Pestò disabile per recuperare un credito: condanna confermata a Pierluigi Barbieri, killer di Ilenia

20/4/2022Pierluigi Barbieri, detto lo Zingaro, il killer condannato all’ergastolo per l’assassinio di Ilenia Fabbri, 46 anni, uccisa a Faenza un anno e due mesi fa, nel 2020 aveva pestato a sangue un disabile di 54 anni a Predappio. Per quell’ aggressione, il romagnolo da tempo residente a Bagno di Rubiera si è visto confermare dalla corte d’Appello di Bologna la condanna a 5 anni e 2 mesi inflitta in primo grado dal Tribunale.

Pierluigi Barbieri

Anche nel secondo grado i giudici hanno confermato che Barbieri era stato pagato per recuperare un credito di circa 500 euro, e che quella di Predappio fu effettivamente una spedizione punitiva. Anche se nell’ultima replica il suo legale Simone Balzani ha sostenuto che era andato a casa dell’uomo per la restituzione di una somma che gli aveva anticipato, in quanto aveva acquistato per lui del materiale edilizio: versione che emergerebbe dalle conversazioni collaterali intercettate durante le indagini sul delitto Fabbri.

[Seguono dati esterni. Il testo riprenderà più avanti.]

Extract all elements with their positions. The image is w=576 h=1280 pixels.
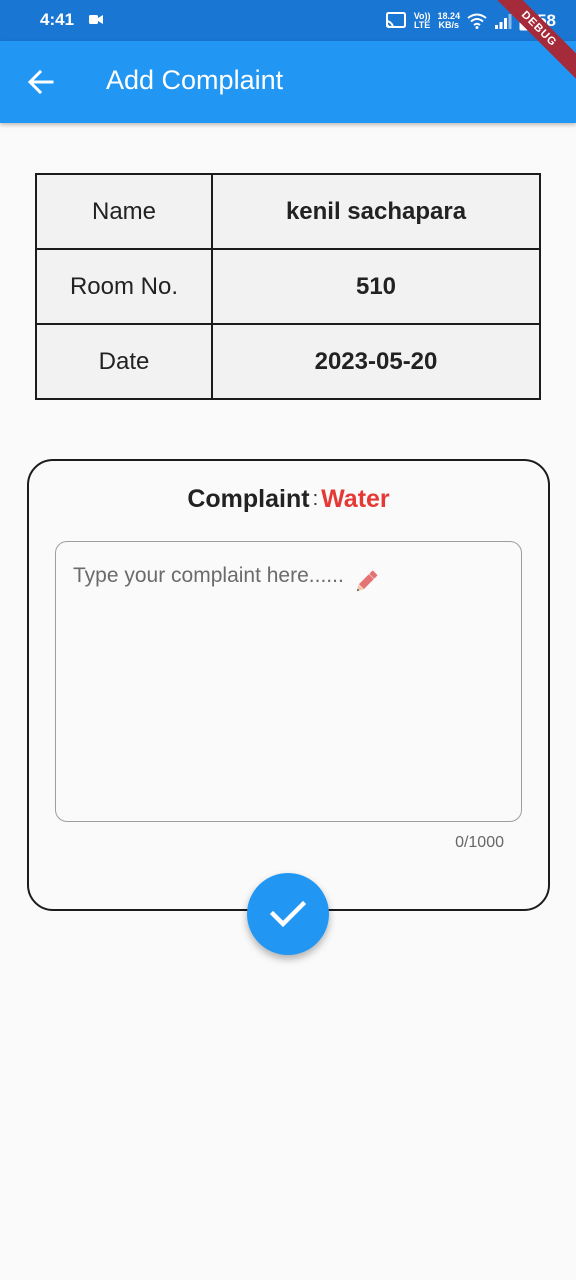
table-row: Date 2023-05-20 <box>35 323 541 400</box>
cast-icon <box>385 12 406 29</box>
room-label: Room No. <box>35 248 213 325</box>
signal-icon <box>495 14 512 29</box>
table-row: Name kenil sachapara <box>35 173 541 250</box>
name-value: kenil sachapara <box>211 173 541 250</box>
complaint-card: Complaint:Water 0/1000 <box>27 459 550 911</box>
check-icon <box>270 900 306 928</box>
status-time: 4:41 <box>40 10 75 29</box>
page-title: Add Complaint <box>106 65 284 95</box>
wifi-icon <box>467 13 487 29</box>
character-counter: 0/1000 <box>455 834 504 851</box>
date-value: 2023-05-20 <box>211 323 541 400</box>
student-info-table: Name kenil sachapara Room No. 510 Date 2… <box>35 173 541 400</box>
complaint-input-box <box>55 541 522 822</box>
name-label: Name <box>35 173 213 250</box>
complaint-type: Water <box>321 485 390 513</box>
video-camera-icon <box>89 15 103 24</box>
room-value: 510 <box>211 248 541 325</box>
date-label: Date <box>35 323 213 400</box>
complaint-heading: Complaint: Water <box>29 485 548 514</box>
complaint-input[interactable] <box>73 564 503 804</box>
table-row: Room No. 510 <box>35 248 541 325</box>
back-button[interactable] <box>22 63 60 101</box>
network-speed: 18.24 KB/s <box>437 11 461 30</box>
arrow-left-icon <box>28 70 54 94</box>
complaint-heading-label: Complaint <box>187 485 310 513</box>
volte-indicator: Vo)) LTE <box>413 11 431 30</box>
app-bar: Add Complaint <box>0 41 576 123</box>
submit-button[interactable] <box>247 873 329 955</box>
pencil-icon <box>356 570 378 592</box>
complaint-heading-separator: : <box>312 488 319 510</box>
status-bar: 4:41 Vo)) LTE 18.24 KB/s 58 <box>0 0 576 41</box>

Ma i giudici, come detto, hanno confermato il giudizio del primo grado. Anche nell’omicidio di Ilenia Fabbri, Barbieri agì su commissione: Claudio Nanni, ex marito di Ilenia, gli promise 20 mila euro e una macchina per mettere a tacere la donna. Nanni, anche lui condannato all’ergastolo come mandante, ha sempre sostenuto che l’accordo con Barbieri era di spaventare la ex-moglie che continuava ad avanzare richieste economiche, non di ucciderla.